Being more right about PEDs, and sooner, than most of the rest of us, Kettmann is probably entitled to his victory lap. But as is the case with Clemens himself, discretion should form the better part of Kettmann's valor.

Why? Because while Kettmann doesn't mention it in his letter, in June 2002 he wrote an article in the New Republic in which he raked Canseco over the coals, calling him a traitor and a money grubber for his then-recently announced plans to write a tell-all book outing the players he knew to be juicing. The same book, it must be noted, that Kettmann himself ended up writing.

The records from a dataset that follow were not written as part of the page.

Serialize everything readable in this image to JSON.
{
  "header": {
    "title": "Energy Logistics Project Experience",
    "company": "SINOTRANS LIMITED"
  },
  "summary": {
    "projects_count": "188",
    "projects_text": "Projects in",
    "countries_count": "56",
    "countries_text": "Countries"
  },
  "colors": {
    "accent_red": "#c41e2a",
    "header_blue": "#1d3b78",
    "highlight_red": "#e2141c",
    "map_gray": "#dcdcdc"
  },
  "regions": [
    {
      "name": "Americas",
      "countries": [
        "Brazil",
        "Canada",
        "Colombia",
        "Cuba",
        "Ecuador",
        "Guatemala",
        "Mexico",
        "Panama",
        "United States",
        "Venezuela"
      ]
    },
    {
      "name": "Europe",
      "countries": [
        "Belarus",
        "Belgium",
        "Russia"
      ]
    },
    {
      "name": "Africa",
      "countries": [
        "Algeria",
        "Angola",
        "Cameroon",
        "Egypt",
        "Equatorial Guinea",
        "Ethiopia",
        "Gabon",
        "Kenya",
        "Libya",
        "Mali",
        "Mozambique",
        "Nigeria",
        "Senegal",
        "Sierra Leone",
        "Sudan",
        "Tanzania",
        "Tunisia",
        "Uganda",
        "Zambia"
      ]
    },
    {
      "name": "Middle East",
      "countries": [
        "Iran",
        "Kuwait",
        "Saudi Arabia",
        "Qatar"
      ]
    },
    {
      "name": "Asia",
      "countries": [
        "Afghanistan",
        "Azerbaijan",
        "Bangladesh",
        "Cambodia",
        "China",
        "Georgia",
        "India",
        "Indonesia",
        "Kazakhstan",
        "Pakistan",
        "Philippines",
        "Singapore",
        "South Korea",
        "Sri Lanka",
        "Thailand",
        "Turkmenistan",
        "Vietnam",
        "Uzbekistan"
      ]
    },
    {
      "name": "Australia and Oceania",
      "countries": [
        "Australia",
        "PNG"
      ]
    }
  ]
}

While the article now seems unfindable online (if anyone can find it please shoot me a copy), the tone was pretty unctuous. True, he was dead on about many things in that piece (he nailed the then-unknown Brian McNamee to a tree and was naming Clemens name over five years before George Mitchell did), but he wasn't exactly sober, measured, reasoned, or graceful about it. He labeled anyone who differed from his view on the subject a "weasel." Most preposterously, he blamed steroid use on "the Bill James school of sports analysis," essentially suggesting that the sabermetric observation that home runs are more valuable than hit-and-run singles actually encouraged steroid abuse. I wondered at the time* if Kettmann also believed that a criminologist's observations encouraged crime. I still don't know.

Certainly Kettmann was annoyed in that old New Republic piece, but that annoyance seemed to be based just as much on the fact that the story that summer focused on steroids rather than his own reporting on steroids. Indeed, just as he does in this letter to the editor, Kettmann took quite a bit of space to remind people that he was the first man to out ballplayers for taking steroids, not amateurs like Canseco and Caminiti.

But I suppose that's just quibbling, and I suppose congratulations are in order to Mr. Kettmann. And we can all provide them just as soon as Kettmann is done doing it himself.

Update: It's worth noting, upon 24 hours of reflection, that most of what stuck in my craw about this piece was the "see, I told you so" headline. It's also worth noting that it is almost always the case that the writer -- especially in the case of a letter to the editor -- doesn't write the headline. While I stand by my negative feelings about the New Republic piece from 2002, I would like to apologize to Kettmann for what may be an overreaction on my part.

*I fully cop to the fact that my 2002 piece bashing Kettmann was extraordinarily naive when it came to steroids, as was most of what I wrote that year. That doesn't change the fact, however, that Kettman's New Republic piece was fairly obnoxious.


Anonymous said...

A search of EBSCO Host turns up two other articles by Kettmann in TNR, but not the one you're looking for. Lexis/Nexis might have it (I doubt it), but that costs $$$. My best guess is that, for whatever reason, this is the one article for which he decided to retain the copyright.

Hank said...

I just asked a friend on another site who is with The New Republic and he said
"Our website switched platforms a few weeks ago, and the archives are not available online yet, to our great frustration. We can't get them ourselves. We have to go grab bound volumes and photocopy them."
the implication is that at some point in the future they will be available on line again. don't know if that helps but may explain why it disappeared from the web.


Ethan said...

Yeah, I remember that article. It's when I taught you the difference between flak and flack. See, I was on to this whole 'flack v. flak' controversy years before anyone else had figured it out. It's nice that subsequent sportswriting has vindicated my early work on the story that will define this era of baseball.

Ethan said...

May I also add that I love the fact that Google, in their wisdom, will allow me to write a blog post to my own blog simply by logging in with username and password, but to leave a comment on your blog, I also have to type a nonsense word. Because comments are oh so much more dangerous than blog posts!

Shyster said...

We have higher standards around here than you have at your blog.

Now, if you'll excuse me, I have to go find more pictures of Pete Rose in his underpants.